Ashina ist eine Blade Runner, die Replikanten jagt. Für sie ist es ein ungewohnter Auftrag, die vermisste Frau und Tochter eines reichen Auftraggebers zu finden.
Handlung
Ashina gilt unter Replikanten als eine besonders gefürchtete Blade Runner, da sie die Androiden nicht nur in den Ruhestand schickt, sondern obendrein ausschlachtet, um ihre wertvollsten Teile zu verhökern. Eines Tages erhält sie von ihrer Vorgesetzten den Auftrag, die Frau und Tochter des wohlhabenden Alexander Selwyn zu suchen, die nach einem Kindergeburtstag bei der Familie Tyrell nicht nach Hause zurückgekehrt sind.
Ash beginnt mit ihrer Suche im niedersten Milieu von Los Angeles und stößt dort auf ein Netzwerk von ehemaligen Mitarbeitern des Tyrell-Konzerns. Diese haben aus Reue eine Art Underground Railroad für Replikanten aufgebaut, welche auf einer Insel vor der Küste Mexikos Zuflucht vor den Blade Runnern suchen. Dorthin ist Cleos vermeintliche Mutter Isobel mit ihrer Tochter unterwegs.
Wie sich herausstellt ist Isobel ein Replikantenmodell, Cleos wahre Mutter ist derweil an Krebs verstorben. Selwyns Tochter muss sich um solche Krankheiten keine Sorgen machen, denn ihre Genetik enthält eine seltene Mutation, die zu besonderer Langlebigkeit führt. Damit wird sie zur Zielscheibe diverser Interessengruppen, welche die Kleine genetisch ausbeuten wollen. Doch wer will Cleo wirklich retten und kann Ashina ihren Auftraggebern trauen? Am Ende muss sie sich entscheiden, ob sie das Mädchen zurückbringt oder auf die Replikanten hört und mit ihr untertaucht.
Rezension von Blade Runner 2019 – Los Angeles
Blade Runner ist ein SciFi-Klassiker von Ridley Scott aus dem Jahr 1982, der dank der Fortsetzung von 2017 nunmehr ein Comeback erlebt. Die Beliebtheit der Cyberpunkwelt, welche auf Philip K. Dicks Roman Träumen Androiden von elektrischen Schafen? basiert, scheint ungebrochen. Dies dürfte vor allem an der futuristischen Atmosphäre liegen, die auch im vorliegenden Comic sehr schön eingefangen wird.
Die Story ist, ohne zu viel verraten zu wollen, sehr spannend und abwechslungsreich. Es gibt einige Plot-Twists, welche die Protagonistin zwingen, ihr Weltbild zu überdenken. Da die Reise bis nach Mexiko geht, wird das Blade Runner-Universum ein ganzes Stück erweitert. Unter anderem erfahren die Leser, dass Lateinamerika inzwischen fast nur noch aus Narcos-Staaten besteht, die im Vergleich zu den schillernden Megastädten der USA immer noch extrem unterentwickelt und fest in der Hand von Drogenkartellen sind. Obwohl Blade Runner in einem Paralleluniversum spielt, indem die Menschheit interstellare Raumfahrt betreibt, kommt dies der Realität erschreckend nahe.

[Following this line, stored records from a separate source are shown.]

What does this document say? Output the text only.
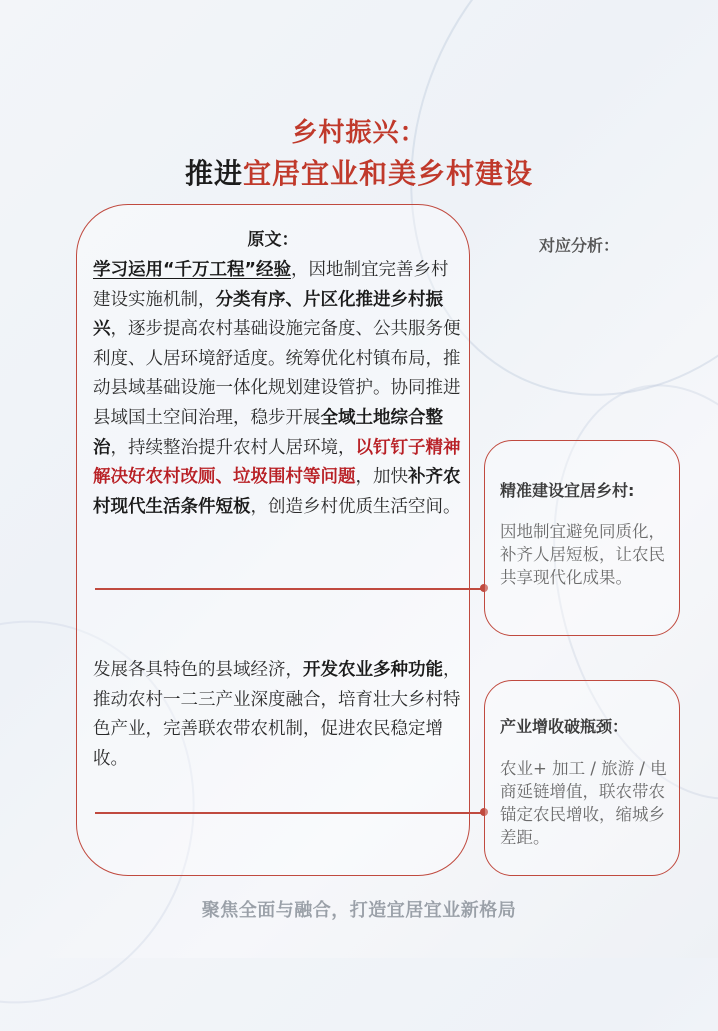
乡村振兴：
推进宜居宜业和美乡村建设
原文：

学习运用“千万工程”经验，因地制宜完善乡村建设实施机制，分类有序、片区化推进乡村振兴，逐步提高农村基础设施完备度、公共服务便利度、人居环境舒适度。统筹优化村镇布局，推动县域基础设施一体化规划建设管护。协同推进县域国土空间治理，稳步开展全域土地综合整治，持续整治提升农村人居环境，以钉钉子精神解决好农村改厕、垃圾围村等问题，加快补齐农村现代生活条件短板，创造乡村优质生活空间。

发展各具特色的县域经济，开发农业多种功能，推动农村一二三产业深度融合，培育壮大乡村特色产业，完善联农带农机制，促进农民稳定增收。

对应分析：
精准建设宜居乡村:

因地制宜避免同质化，补齐人居短板，让农民共享现代化成果。

产业增收破瓶颈：

农业+ 加工 / 旅游 / 电商延链增值，联农带农锚定农民增收，缩城乡差距。

聚焦全面与融合，打造宜居宜业新格局
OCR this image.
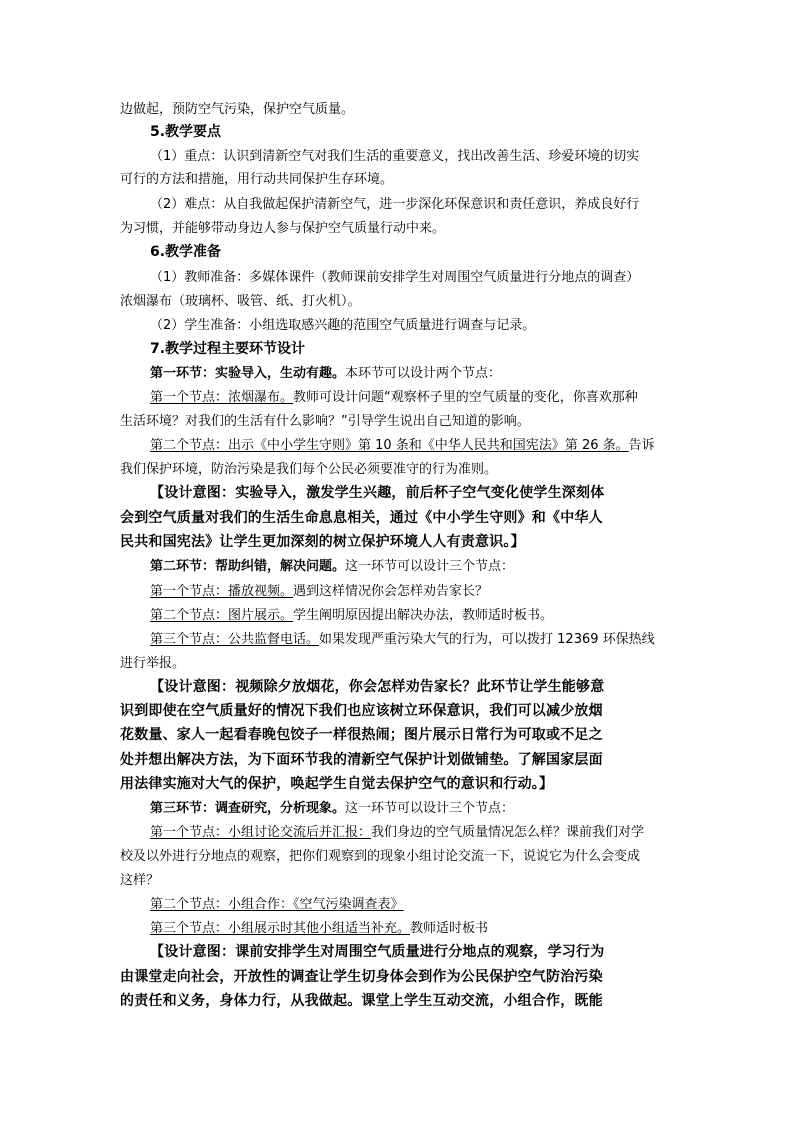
边做起，预防空气污染，保护空气质量。
5.教学要点
（1）重点：认识到清新空气对我们生活的重要意义，找出改善生活、珍爱环境的切实
可行的方法和措施，用行动共同保护生存环境。
（2）难点：从自我做起保护清新空气，进一步深化环保意识和责任意识，养成良好行
为习惯，并能够带动身边人参与保护空气质量行动中来。
6.教学准备
（1）教师准备：多媒体课件（教师课前安排学生对周围空气质量进行分地点的调查）
浓烟瀑布（玻璃杯、吸管、纸、打火机）。
（2）学生准备：小组选取感兴趣的范围空气质量进行调查与记录。
7.教学过程主要环节设计
第一环节：实验导入，生动有趣。本环节可以设计两个节点：
第一个节点：浓烟瀑布。教师可设计问题“观察杯子里的空气质量的变化，你喜欢那种
生活环境？对我们的生活有什么影响？”引导学生说出自己知道的影响。
第二个节点：出示《中小学生守则》第 10 条和《中华人民共和国宪法》第 26 条。告诉
我们保护环境，防治污染是我们每个公民必须要准守的行为准则。
【设计意图：实验导入，激发学生兴趣，前后杯子空气变化使学生深刻体
会到空气质量对我们的生活生命息息相关，通过《中小学生守则》和《中华人
民共和国宪法》让学生更加深刻的树立保护环境人人有责意识。】
第二环节：帮助纠错，解决问题。这一环节可以设计三个节点：
第一个节点：播放视频。遇到这样情况你会怎样劝告家长？
第二个节点：图片展示。学生阐明原因提出解决办法，教师适时板书。
第三个节点：公共监督电话。如果发现严重污染大气的行为，可以拨打 12369 环保热线
进行举报。
【设计意图：视频除夕放烟花，你会怎样劝告家长？此环节让学生能够意
识到即使在空气质量好的情况下我们也应该树立环保意识，我们可以减少放烟
花数量、家人一起看春晚包饺子一样很热闹；图片展示日常行为可取或不足之
处并想出解决方法，为下面环节我的清新空气保护计划做铺垫。了解国家层面
用法律实施对大气的保护，唤起学生自觉去保护空气的意识和行动。】
第三环节：调查研究，分析现象。这一环节可以设计三个节点：
第一个节点：小组讨论交流后并汇报：我们身边的空气质量情况怎么样？课前我们对学
校及以外进行分地点的观察，把你们观察到的现象小组讨论交流一下，说说它为什么会变成
这样？
第二个节点：小组合作：《空气污染调查表》
第三个节点：小组展示时其他小组适当补充。教师适时板书
【设计意图：课前安排学生对周围空气质量进行分地点的观察，学习行为
由课堂走向社会，开放性的调查让学生切身体会到作为公民保护空气防治污染
的责任和义务，身体力行，从我做起。课堂上学生互动交流，小组合作，既能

Die Protagonistin Ashina passt sehr gut in diese Welt. Einerseits ist sie bei der Jagd auf Replikanten gnadenlos, andererseits hinterfragt sie aber auch die kriminellen Machenschaften des Tyrell-Konzerns. Dieser macht ihr das verlockende Angebot, ihre Wirbelsäulenerkrankung zu heilen, wegen der sie auf minderwertige Cyborg-Implantate angewiesen ist. Als ihre Krankheit auffliegt, verliert sie prompt ihren Job bei der Polizei und muss ihre Marke abgeben. Dennoch trifft sie am Ende die richtige Entscheidung, was Ash trotz ihrer anfänglichen Grausamkeit zu einer Heldin macht.
Ihr abgekürzter Name Ash könnte übrigens ein Verweis auf Ridley Scotts zweiten ScFi-Klassiker Alien sein, in welchem es einen gleichnamigen Androiden gibt. Nur ist Ash diesmal das genaue Gegenteil. Unter den Fans wird schon länger darüber spekuliert, ob die Blade Runner- und Alien-Filme möglicherweise im selben Universum spielen. In den Filmen gibt es jedenfalls entsprechende Easter Eggs, z.B. ein Androidenmodell in Blade Runner 2049, welches den Konstrukteuren aus Ridley Scotts Prometheus ähnlich sieht. Es liegt daher nahe, dass es sich bei Ashinas abgekürztem Namen ebenfalls um ein Easter Egg handelt. Eine kleine Gegenüberstellung der beiden Franchises gibt es hier.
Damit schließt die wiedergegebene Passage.